The adoption of a family dog would seem to be the height of simplicity. After all, 40 million American households own at least one dog.

But nothing is simple in Washington.

In promising his daughters that the family would get a dog once his campaign was over, Obama had thrown a bone to animal lovers. Then, he made yet new friends when he and his wife repeatedly said they would seek a rescue dog.

But now tongues were wagging that Obama, in picking a pricey purebred pup over a rescue dog, had once again given people one idea then taken another tack. Earlier, the family had shown interest in public schooling for the girls, then enrolled them in the private Sidwell Friends School.

Last summer, Best Friends Animal Society, an animal welfare organization, launched www.obamafamilydog.com, gathering 50,000 names asking the Obamas to adopt a dog from a shelter.

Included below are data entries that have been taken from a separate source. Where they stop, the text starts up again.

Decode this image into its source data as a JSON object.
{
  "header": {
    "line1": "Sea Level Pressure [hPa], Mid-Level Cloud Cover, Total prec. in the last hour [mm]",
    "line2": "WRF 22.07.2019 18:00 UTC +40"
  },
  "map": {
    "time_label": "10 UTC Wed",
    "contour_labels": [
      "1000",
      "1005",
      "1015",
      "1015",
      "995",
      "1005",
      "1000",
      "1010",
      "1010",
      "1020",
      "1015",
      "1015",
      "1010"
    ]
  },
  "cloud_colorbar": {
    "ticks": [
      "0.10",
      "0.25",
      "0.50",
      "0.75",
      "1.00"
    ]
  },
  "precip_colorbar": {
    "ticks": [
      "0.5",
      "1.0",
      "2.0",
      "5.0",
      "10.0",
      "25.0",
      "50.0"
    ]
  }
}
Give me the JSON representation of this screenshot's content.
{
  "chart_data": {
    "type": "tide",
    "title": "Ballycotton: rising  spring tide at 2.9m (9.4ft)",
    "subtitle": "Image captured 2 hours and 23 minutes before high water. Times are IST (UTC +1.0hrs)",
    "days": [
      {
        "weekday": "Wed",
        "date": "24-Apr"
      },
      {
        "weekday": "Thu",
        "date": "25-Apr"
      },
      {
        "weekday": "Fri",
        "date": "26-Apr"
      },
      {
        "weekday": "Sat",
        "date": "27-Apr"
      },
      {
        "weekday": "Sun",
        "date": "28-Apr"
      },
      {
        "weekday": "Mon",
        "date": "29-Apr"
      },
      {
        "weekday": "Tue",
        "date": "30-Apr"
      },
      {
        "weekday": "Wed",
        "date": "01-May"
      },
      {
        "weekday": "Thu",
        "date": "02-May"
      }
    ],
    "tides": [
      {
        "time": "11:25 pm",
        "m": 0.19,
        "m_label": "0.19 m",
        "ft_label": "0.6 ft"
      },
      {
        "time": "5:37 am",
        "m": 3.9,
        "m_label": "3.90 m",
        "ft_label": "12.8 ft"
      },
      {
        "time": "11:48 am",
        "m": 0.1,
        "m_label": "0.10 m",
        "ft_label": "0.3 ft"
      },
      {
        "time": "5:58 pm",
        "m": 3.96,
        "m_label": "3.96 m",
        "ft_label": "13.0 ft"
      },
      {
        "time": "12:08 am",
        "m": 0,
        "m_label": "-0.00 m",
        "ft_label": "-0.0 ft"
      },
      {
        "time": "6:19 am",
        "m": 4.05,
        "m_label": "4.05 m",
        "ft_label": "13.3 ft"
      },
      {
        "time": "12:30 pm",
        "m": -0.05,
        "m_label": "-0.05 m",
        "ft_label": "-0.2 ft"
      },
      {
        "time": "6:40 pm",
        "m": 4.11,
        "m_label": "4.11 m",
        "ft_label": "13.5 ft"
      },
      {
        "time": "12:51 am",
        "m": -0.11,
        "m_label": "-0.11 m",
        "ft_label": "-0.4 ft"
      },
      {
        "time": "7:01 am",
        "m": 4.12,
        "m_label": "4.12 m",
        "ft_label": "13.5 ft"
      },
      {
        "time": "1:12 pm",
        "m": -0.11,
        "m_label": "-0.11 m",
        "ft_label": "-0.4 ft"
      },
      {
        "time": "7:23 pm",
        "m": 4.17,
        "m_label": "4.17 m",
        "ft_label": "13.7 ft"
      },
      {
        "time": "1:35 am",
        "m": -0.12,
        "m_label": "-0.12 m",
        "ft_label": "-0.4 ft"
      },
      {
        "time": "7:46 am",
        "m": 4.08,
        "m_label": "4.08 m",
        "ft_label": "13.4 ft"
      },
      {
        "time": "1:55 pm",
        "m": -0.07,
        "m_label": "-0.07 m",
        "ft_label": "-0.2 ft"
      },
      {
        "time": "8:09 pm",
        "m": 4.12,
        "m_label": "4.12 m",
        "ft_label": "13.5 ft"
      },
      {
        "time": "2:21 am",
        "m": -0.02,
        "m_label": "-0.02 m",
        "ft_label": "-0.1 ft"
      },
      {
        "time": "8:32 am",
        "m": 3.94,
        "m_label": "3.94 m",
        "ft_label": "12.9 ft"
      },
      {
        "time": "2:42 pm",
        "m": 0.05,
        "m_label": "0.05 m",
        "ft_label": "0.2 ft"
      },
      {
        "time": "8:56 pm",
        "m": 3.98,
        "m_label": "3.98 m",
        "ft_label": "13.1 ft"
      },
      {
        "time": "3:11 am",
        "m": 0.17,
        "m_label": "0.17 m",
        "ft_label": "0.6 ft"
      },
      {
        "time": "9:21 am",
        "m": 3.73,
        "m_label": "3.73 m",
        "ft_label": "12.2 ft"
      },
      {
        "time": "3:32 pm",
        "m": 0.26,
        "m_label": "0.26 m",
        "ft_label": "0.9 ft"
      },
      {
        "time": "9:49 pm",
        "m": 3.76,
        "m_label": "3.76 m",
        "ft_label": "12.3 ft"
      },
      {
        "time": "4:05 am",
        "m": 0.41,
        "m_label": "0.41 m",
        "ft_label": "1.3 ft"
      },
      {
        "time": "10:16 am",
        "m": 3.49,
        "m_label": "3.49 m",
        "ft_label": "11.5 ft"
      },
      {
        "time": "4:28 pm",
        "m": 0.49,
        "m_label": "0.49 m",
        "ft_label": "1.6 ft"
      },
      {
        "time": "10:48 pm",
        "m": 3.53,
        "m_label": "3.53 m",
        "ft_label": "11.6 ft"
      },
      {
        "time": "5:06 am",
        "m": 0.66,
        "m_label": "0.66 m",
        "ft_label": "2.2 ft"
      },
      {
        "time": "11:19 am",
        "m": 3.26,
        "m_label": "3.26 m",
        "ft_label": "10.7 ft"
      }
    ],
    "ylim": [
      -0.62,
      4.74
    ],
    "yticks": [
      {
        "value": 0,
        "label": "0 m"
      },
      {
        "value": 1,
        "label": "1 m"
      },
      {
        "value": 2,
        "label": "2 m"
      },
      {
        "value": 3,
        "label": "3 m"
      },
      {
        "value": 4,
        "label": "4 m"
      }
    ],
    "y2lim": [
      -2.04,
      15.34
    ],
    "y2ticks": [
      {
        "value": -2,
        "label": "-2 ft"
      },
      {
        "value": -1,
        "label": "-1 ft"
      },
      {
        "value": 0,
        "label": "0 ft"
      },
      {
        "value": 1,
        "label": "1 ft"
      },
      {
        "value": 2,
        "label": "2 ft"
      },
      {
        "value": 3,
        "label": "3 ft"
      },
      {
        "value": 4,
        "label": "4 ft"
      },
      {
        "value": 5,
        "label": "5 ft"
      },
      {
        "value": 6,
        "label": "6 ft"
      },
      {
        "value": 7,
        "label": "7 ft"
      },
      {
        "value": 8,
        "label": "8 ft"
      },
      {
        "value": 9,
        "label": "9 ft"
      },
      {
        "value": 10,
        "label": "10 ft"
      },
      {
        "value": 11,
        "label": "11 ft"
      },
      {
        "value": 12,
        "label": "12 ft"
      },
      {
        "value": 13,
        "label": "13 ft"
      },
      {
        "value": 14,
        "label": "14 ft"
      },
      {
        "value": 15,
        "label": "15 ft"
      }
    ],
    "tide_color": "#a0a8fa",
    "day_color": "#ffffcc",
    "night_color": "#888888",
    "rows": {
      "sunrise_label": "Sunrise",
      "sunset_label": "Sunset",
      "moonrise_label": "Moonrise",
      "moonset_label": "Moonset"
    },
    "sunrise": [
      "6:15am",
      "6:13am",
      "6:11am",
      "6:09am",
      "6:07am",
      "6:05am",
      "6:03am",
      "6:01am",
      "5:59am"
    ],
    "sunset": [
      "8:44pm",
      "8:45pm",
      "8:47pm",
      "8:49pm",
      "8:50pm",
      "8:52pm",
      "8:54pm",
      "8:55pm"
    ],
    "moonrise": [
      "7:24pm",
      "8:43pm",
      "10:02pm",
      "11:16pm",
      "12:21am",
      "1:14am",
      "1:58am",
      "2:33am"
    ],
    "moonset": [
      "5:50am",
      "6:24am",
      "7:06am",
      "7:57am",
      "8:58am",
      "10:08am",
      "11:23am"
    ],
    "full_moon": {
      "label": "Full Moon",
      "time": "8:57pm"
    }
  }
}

John Polis, public relations manager for the group, is disappointed in the president's choice of a purebred. "We're always happy when a dog gets a new home," Polis said. "But we feel that, overall, it was an opportunity missed by the president to adopt from a shelter or a breed rescue organization and make a statement for the 4 million to 5 million animals euthanized every year."

Obama had said, during his first news conference as president-elect, on Nov. 7, that he'd be looking for "a mutt -- like me."

"We were real happy about that," Polis said, "but it turned out not to be the case."

Obama's defenders argue that, technically, Bo is a rescue dog, having been given up by his first owner and returned to the breeder, who also bred one of Sen. Edward M. Kennedy's Portuguese water dogs, Cappy, a littermate of Bo. Kennedy (D-Mass.) and his wife, who have three of the dogs, gave Bo to the Obamas.

The White House is Bo's fourth home. Registered with the American Kennel Club as "Amigo's New Hope," he was born at Amigo Portuguese Water Dogs in Texas, moved to Washington with his first owner and then lived for a month with Kennedy's dog trainer in Virginia before settling at 1600 Pennsylvania Ave.

On the Humane Society's website, society President Wayne Pacelle offers Bo a warm welcome as a "second-chance dog," but encourages people to visit "their local animal shelter or breed rescue group."

There was no political spin in the first dog's first public turn around the South Lawn, though. "I've finally got a friend," Obama said.

The first lady appeared comfortable walking the energetic Bo, holding firmly on the leash as he scampered and sniffed at the damp grass.

The one time the president took the leash, however, the pooch took off on a sprint.

Luckily, Bo was headed away from the White House's new vegetable garden.

"Apparently Portuguese water dogs like tomatoes," Obama joked. "Michelle's tomato garden is in danger."